A man found guilty of murdering his housemate whose body he then chopped up with a hacksaw and disposed of, has had his murder conviction quashed, after the Victorian Court of Appeal today ruled that he may not have intended to kill his victim.
Lawrence Alexander Butler, now 47, was convicted of killing and cutting up Trevor Tascas’s body in the bathroom of a Whittington house, near Geelong, between October 5 and 12, 2005.
A jury was satisfied that he had also burned the body parts in a back yard incinerator before he disposed of the remains in garbage bags with the rubbish.
Mr Tascas, 27, has never been seen or heard of since.
Butler was subsequently jailed in 2009 for 23 years with a non-parole period of 20 years.
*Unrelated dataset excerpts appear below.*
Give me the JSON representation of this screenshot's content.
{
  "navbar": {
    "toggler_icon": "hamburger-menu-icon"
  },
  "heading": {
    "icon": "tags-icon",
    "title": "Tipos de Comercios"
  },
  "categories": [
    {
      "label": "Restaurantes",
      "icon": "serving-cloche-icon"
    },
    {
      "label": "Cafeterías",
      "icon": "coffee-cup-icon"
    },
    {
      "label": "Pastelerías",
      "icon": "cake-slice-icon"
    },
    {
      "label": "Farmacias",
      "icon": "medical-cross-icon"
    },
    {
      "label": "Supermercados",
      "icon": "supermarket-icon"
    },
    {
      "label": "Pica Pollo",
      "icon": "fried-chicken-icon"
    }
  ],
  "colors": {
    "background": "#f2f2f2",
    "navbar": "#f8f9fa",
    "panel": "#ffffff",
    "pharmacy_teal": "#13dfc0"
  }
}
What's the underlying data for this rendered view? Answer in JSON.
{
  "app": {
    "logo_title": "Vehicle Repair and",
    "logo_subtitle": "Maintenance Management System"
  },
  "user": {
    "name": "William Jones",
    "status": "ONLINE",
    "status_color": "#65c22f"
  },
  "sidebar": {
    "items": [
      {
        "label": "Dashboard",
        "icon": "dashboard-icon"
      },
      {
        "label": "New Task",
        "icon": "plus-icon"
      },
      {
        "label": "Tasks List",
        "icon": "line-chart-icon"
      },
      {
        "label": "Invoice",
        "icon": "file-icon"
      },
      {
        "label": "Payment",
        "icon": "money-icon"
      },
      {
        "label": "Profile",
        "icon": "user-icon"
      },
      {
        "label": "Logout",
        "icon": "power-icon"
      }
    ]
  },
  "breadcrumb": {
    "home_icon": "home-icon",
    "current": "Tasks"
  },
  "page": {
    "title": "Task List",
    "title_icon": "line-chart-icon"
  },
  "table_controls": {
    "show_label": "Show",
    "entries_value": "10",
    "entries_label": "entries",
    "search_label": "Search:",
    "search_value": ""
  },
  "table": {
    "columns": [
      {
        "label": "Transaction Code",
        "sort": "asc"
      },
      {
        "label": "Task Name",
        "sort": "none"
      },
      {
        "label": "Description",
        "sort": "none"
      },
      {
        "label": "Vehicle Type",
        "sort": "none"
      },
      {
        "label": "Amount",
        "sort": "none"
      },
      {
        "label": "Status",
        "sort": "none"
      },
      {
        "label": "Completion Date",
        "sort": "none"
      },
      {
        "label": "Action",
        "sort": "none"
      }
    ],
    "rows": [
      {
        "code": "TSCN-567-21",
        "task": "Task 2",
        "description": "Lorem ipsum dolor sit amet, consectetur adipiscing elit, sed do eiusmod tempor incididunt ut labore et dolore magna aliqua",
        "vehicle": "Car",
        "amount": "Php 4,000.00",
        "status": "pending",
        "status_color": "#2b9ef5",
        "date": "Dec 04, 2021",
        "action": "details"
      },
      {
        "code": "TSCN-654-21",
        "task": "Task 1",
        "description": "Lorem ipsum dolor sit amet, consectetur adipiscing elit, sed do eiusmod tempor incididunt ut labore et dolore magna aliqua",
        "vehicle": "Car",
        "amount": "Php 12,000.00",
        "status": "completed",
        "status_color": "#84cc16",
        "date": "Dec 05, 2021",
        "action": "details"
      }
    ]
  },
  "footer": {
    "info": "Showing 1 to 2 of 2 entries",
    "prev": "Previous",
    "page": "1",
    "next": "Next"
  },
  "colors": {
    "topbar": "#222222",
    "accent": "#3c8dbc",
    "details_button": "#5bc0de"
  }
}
But in a majority decision handed down today, Court of Appeal judges Justices David Ashley, Chris Maxwell and Iain Ross set aside Butler’s murder conviction and ordered he be remitted for retrial on a count of manslaughter instead of murder.
Justice Ashley, with whom Justice Ross agreed, said although it was open for the jury to reach such a conclusion, Butler might not have had “murderous intent” at the time of the killing.
He added that while the jury had obviously believed the testimony of the chief Crown witness about how Mr Tascas’s body was disposed of, there was a lack of evidence on critical matters including the relationship between the two men, and the place, time and circumstances of the killing.
But Justice Maxwell, who is the president of the Court of Appeal, disagreed with his colleagues, explaining that he believed it was open to the jury, on all of the evidence, to be satisfied beyond reasonable doubt that Butler had killed Mr Tascas with the intent, at the least, of causing him very serious injury.
He added that Butler’s own defence lawyer had never suggested his client might have killed his victim by accident.
He said the case called for explanation or contradiction in the form of evidence from the accused, who did not take the stand in his defence.
Justice Maxwell also said that the majority decision also went against High Court precedent.
“The failure of an accused to give evidence in a circumstantial case such as this means that hypotheses consistent with innocence may cease to be rational or reasonable in the absence of evidence to support them when that evidence, if it exists at all, must be within the knowledge of the accused,” he said.
Butler was remanded in custody pending the new trial.
He will reappear in the Supreme Court for mention on January 20.